Costa Rica: Der Ruf der Wildnis
Stell dir ein Land vor, in dem der Dschungel direkt in noch rauchende Vulkane übergeht, Affen durch das Blätterdach toben und Meeresschildkröten an menschenleeren Stränden ihre Eier ablegen. Costa Rica ist keine Kulisse, sondern ein lebendiger, pulsierender Organismus, in dem die Natur das Tempo vorgibt. Jeder Reisende findet hier sein eigenes Staunen, aber auch die Aufforderung, einen Gang zurückzuschalten und dem zuzuhören, was die Erde in ihrer ursprünglichsten Form zu bieten hat.Costa Rica: Ist das dein Reiseziel?

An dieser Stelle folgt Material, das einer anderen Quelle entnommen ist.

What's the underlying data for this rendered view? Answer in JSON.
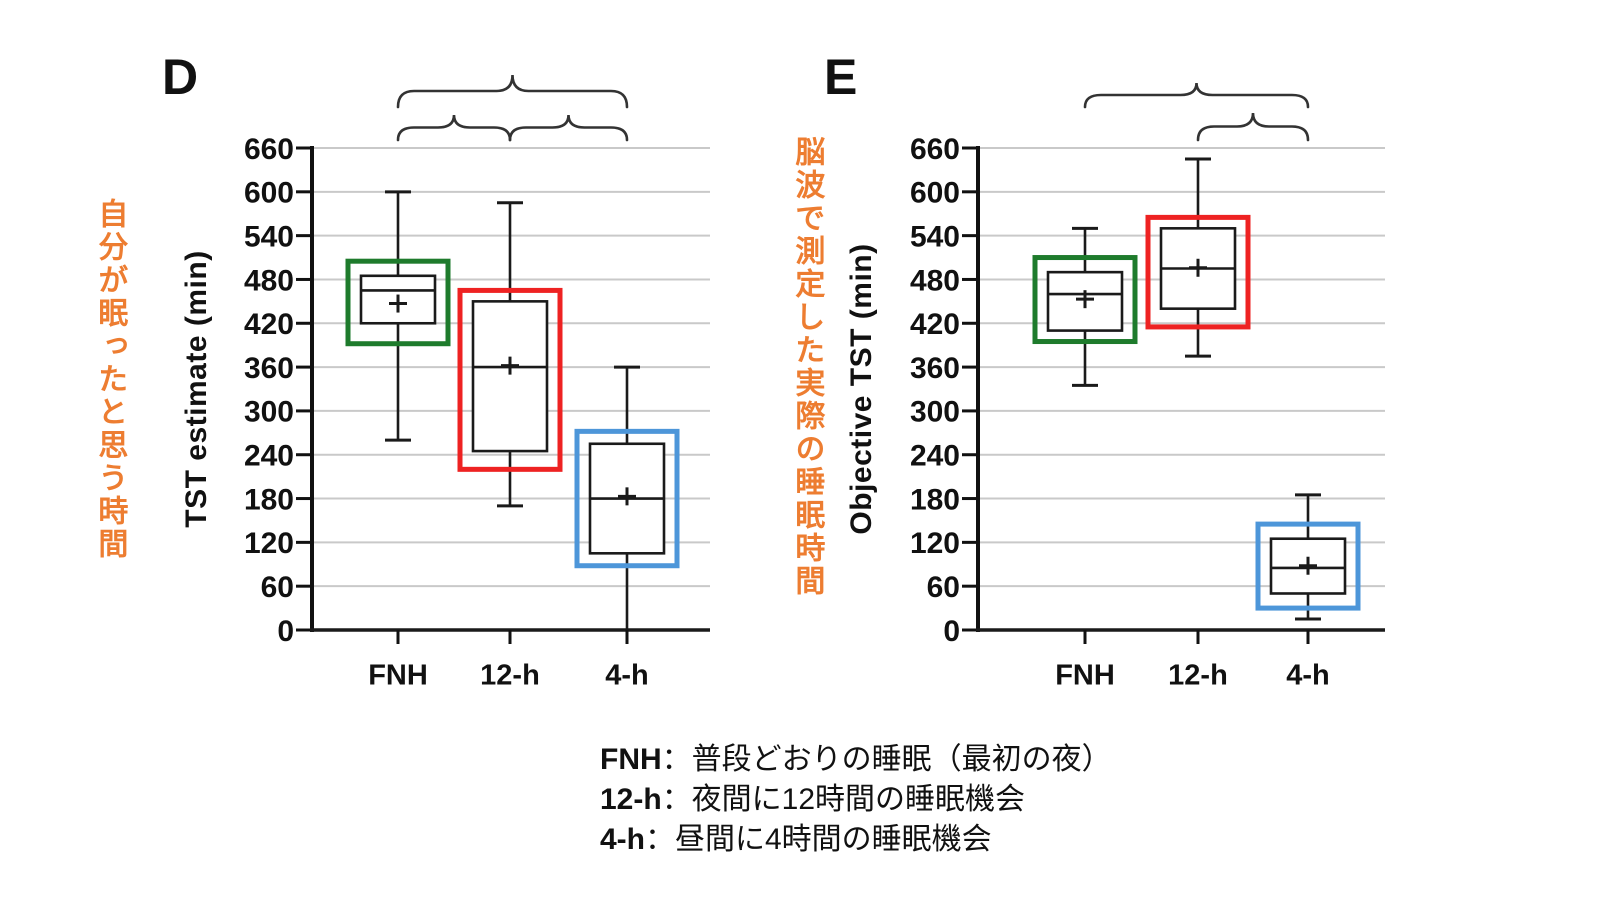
{
  "colors": {
    "orange_note": "#ED7D31",
    "highlight_green": "#1E7B2C",
    "highlight_red": "#EE2222",
    "highlight_blue": "#4D96D9",
    "box_stroke": "#1a1a1a",
    "gridline": "#c9c9c9",
    "brace": "#333333"
  },
  "chart_data": [
    {
      "type": "box",
      "panel_label": "D",
      "side_note": "自分が眠ったと思う時間",
      "ylabel": "TST estimate  (min)",
      "ylim": [
        0,
        660
      ],
      "ytick_step": 60,
      "grid": true,
      "categories": [
        "FNH",
        "12-h",
        "4-h"
      ],
      "series": [
        {
          "category": "FNH",
          "whisker_low": 260,
          "q1": 420,
          "median": 465,
          "mean": 447,
          "q3": 485,
          "whisker_high": 600,
          "cap_low": true,
          "highlight_name": "green",
          "highlight_color": "#1E7B2C",
          "highlight_range": [
            392,
            505
          ]
        },
        {
          "category": "12-h",
          "whisker_low": 170,
          "q1": 245,
          "median": 360,
          "mean": 362,
          "q3": 450,
          "whisker_high": 585,
          "cap_low": true,
          "highlight_name": "red",
          "highlight_color": "#EE2222",
          "highlight_range": [
            220,
            465
          ]
        },
        {
          "category": "4-h",
          "whisker_low": 0,
          "q1": 105,
          "median": 180,
          "mean": 183,
          "q3": 255,
          "whisker_high": 360,
          "cap_low": false,
          "highlight_name": "blue",
          "highlight_color": "#4D96D9",
          "highlight_range": [
            88,
            272
          ]
        }
      ],
      "comparison_braces": [
        {
          "pair": [
            0,
            2
          ],
          "row": 0
        },
        {
          "pair": [
            0,
            1
          ],
          "row": 1
        },
        {
          "pair": [
            1,
            2
          ],
          "row": 1
        }
      ]
    },
    {
      "type": "box",
      "panel_label": "E",
      "side_note": "脳波で測定した実際の睡眠時間",
      "ylabel": "Objective TST (min)",
      "ylim": [
        0,
        660
      ],
      "ytick_step": 60,
      "grid": true,
      "categories": [
        "FNH",
        "12-h",
        "4-h"
      ],
      "series": [
        {
          "category": "FNH",
          "whisker_low": 335,
          "q1": 410,
          "median": 460,
          "mean": 453,
          "q3": 490,
          "whisker_high": 550,
          "cap_low": true,
          "highlight_name": "green",
          "highlight_color": "#1E7B2C",
          "highlight_range": [
            395,
            510
          ]
        },
        {
          "category": "12-h",
          "whisker_low": 375,
          "q1": 440,
          "median": 495,
          "mean": 496,
          "q3": 550,
          "whisker_high": 645,
          "cap_low": true,
          "highlight_name": "red",
          "highlight_color": "#EE2222",
          "highlight_range": [
            415,
            565
          ]
        },
        {
          "category": "4-h",
          "whisker_low": 15,
          "q1": 50,
          "median": 85,
          "mean": 88,
          "q3": 125,
          "whisker_high": 185,
          "cap_low": true,
          "highlight_name": "blue",
          "highlight_color": "#4D96D9",
          "highlight_range": [
            30,
            145
          ]
        }
      ],
      "comparison_braces": [
        {
          "pair": [
            0,
            2
          ],
          "row": 0
        },
        {
          "pair": [
            1,
            2
          ],
          "row": 1
        }
      ]
    }
  ],
  "legend": [
    {
      "term": "FNH",
      "desc": "：普段どおりの睡眠（最初の夜）"
    },
    {
      "term": "12-h",
      "desc": "：夜間に12時間の睡眠機会"
    },
    {
      "term": "4-h",
      "desc": "：昼間に4時間の睡眠機会"
    }
  ]
}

Dieses Land zieht alle in seinen Bann, die von Abenteuern unter freiem Himmel träumen: Vulkanwanderungen, Surfen im Pazifik, Tierbeobachtungen in freier Wildbahn. Wer sich für Ökotourismus und einen aktiven Urlaub begeistern kann, ist hier genau richtig. Allerdings kann die Reise durch teils hohe Kosten, anspruchsvolle Straßenverhältnisse und unberechenbares Wetter, besonders in der Regenzeit, herausfordernd sein. Es ist ein Ziel, das Neugierige belohnt, die bereit sind, ihre Komfortzone ein Stück weit zu verlassen.Regenwälder und aktive Vulkane
Das Herz des Landes ist von üppigen tropischen Wäldern geprägt. Den Parc national de Tortuguero erkundest du am besten mit dem Einbaum, während du Affen und Kaimane beobachtest. Im Landesinneren wacht der majestätische volcan Arenal über die Region, umgeben von natürlichen heißen Quellen, die nach einer Wanderung wie gerufen kommen. Abenteurer zieht es in den nebelverhangenen forêt de Monteverde. Hier bieten Hängebrücken eine schwindelerregende Perspektive auf das Blätterdach und seine Bewohner, wie etwa den Göttervogel Quetzal mit seinem leuchtenden Gefieder.Der Tipp vom Experten: Pack unbedingt wasserfeste Schuhe ein. Die Wege können selbst in der Trockenzeit schnell schlammig werden.
Zwei Ozeane, zwei Welten
Costa Rica hat das Privileg, sowohl am Atlantik als auch am Pazifik zu liegen. An der Karibikküste ist die Atmosphäre entspannter, wobei Puerto Viejo als Anlaufpunkt für Bohemiens und Reggae-Fans gilt. Die Strände dort sind unberührt und oft von Palmen gesäumt. An der Pazifikküste zieht die Halbinsel Nicoya Surfer und Yogis an, während die Region um Manuel Antonio mit ihrem Nationalpark überzeugt, in dem sich weiße Sandstrände und Wälder voller Kapuzineraffen abwechseln. Weiter im Süden ist die Halbinsel Osa ein fast unberührtes Refugium für Jaguare und Jägerliest-Aras.Der Tipp vom Experten: Wenn du ruhigere Strände suchst, ist die südliche Pazifikküste die bessere Wahl, da sie weniger stark besucht ist als Nicoya.
Die Kultur des Pura Vida
Abseits der Landschaften ist es die costaricanische Lebensart, die Reisende nachhaltig prägt. Das berühmte pura vida ist mehr als nur eine Floskel, es ist eine Lebensphilosophie, die auf Einfachheit, Güte und Optimismus basiert. In San José, der Hauptstadt, die oft unterschätzt wird, entdeckt man lebhafte Märkte, Museen und eine dynamische Kulturszene. In den kleineren Dörfern sorgt die herzliche Art der Einheimischen für eine echte menschliche Verbindung.Adrenalin und Ökotourismus
Wer Action sucht, kommt voll auf seine Kosten. Rafting in den Stromschnellen des Flusses Pacuare, Ziplining über die Baumkronen oder Tauchen mit Hammerhaien rund um die l’île Cocos: Das Land lässt das Herz von Abenteurern höher schlagen. Die große Stärke Costa Ricas liegt jedoch in seinem konsequenten Umweltschutz. Mehr als ein Viertel des Staatsgebiets steht unter Naturschutz, und zahlreiche Lodges setzen voll auf erneuerbare Energien und verantwortungsbewusstes Reisen.Der Tipp vom Experten: Buche für Ausflüge lokale Guides. Sie kennen die besten Ecken und unterstützen so direkt die lokale Wirtschaft.